A campaign is currently underway in Slovakia calling for consumers to buy homemade products, rather than imported goods. It aims to boost the Slovak domestic economy. But a recent poll has shown that a vast majority of Slovaks don't care about the country origin or the quality of products. What they do care about is the price. And Slovakian products tend to be much more expensive than goods imported from the EU.
In one of Bratislava's major stores, I went to a shelf with milk products. I picked up a pudding made in eastern Slovakia and I saw it was a little bit more expensive than the one next to it made in Germany. So I wondered why should people change their minds and buy a Slovak product instead of an imported one if it is more expensive? Igor Vzos from a Slovak milk firm tries to explain...

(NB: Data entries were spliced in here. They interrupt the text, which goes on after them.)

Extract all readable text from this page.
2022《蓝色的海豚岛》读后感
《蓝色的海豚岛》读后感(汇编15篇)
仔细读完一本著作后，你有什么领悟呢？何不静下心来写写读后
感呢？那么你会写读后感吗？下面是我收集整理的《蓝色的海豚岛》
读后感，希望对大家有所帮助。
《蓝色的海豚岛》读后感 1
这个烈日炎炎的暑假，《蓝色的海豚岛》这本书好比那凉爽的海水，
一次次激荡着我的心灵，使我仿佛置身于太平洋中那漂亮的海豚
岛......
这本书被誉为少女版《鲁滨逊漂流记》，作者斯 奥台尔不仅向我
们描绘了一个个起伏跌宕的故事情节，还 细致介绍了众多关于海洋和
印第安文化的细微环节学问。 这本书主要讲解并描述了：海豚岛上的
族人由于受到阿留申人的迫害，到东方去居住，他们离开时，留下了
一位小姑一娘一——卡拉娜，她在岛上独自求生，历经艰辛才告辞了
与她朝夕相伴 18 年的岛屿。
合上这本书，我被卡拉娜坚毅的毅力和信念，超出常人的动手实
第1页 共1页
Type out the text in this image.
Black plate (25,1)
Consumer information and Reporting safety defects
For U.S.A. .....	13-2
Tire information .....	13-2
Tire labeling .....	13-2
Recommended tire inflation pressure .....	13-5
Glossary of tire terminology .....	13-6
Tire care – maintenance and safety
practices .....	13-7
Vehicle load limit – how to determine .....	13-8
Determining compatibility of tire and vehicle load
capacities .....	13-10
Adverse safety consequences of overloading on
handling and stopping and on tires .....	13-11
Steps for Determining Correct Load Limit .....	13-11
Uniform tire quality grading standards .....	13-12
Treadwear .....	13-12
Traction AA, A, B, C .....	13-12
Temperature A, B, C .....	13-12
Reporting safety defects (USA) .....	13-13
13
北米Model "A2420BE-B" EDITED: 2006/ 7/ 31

"Most of our milk products are either the same price as the foreign ones or cheaper. However, there are products where the price is significantly higher. A good example is our puddings. They are much more expensive than the German ones but its only because the Slovak pudding is a better quality, it has no pesticides and artificial elements added to it."
In many cases imported goods are supported by subsidies from the governments, they are produced in bigger quantities so the margins are much lower than the Slovak products have. And the final price in a store is mostly influenced by distributors. Analyst Barto continues.
"The price is partially influenced by producers, but also by distributors. And the pressure on Slovak producers is increasing now with the entrance of large retailed - chains..."
Which make the prices calculations different to every Slovak producer. Igor Vzos again...
"We have a different contract with every other retail-chain store. In general, the prices we sell our products for to big distributors are not too much different compared to the final prices in individual stores."
Competition is still increasing and it will continue even more after Slovakia enters the EU next year. Nowadays price level in our country is much lower than in the EU. According to Martin Barto, it is now at about 40% of the EU average. What will change when we enter the union?
" There will be a pressure on the Slovak producers, but I do believe that they are able to compete with western European producers and also with producers from other V4 countries. They just have to adjust to a tough competition."
A campaign for support of Slovak products turns out to be quite necessary to make our economics flourish and influence people to lower the unemployment rate and support Slovak firms. Such a campaign has had a positive impact on domestic production in Austria. It helped to increase the distribution of home made products by about 17 percent. In Slovakia such a dramatic result has not been seen however, but the campaign still has 3 more years to go.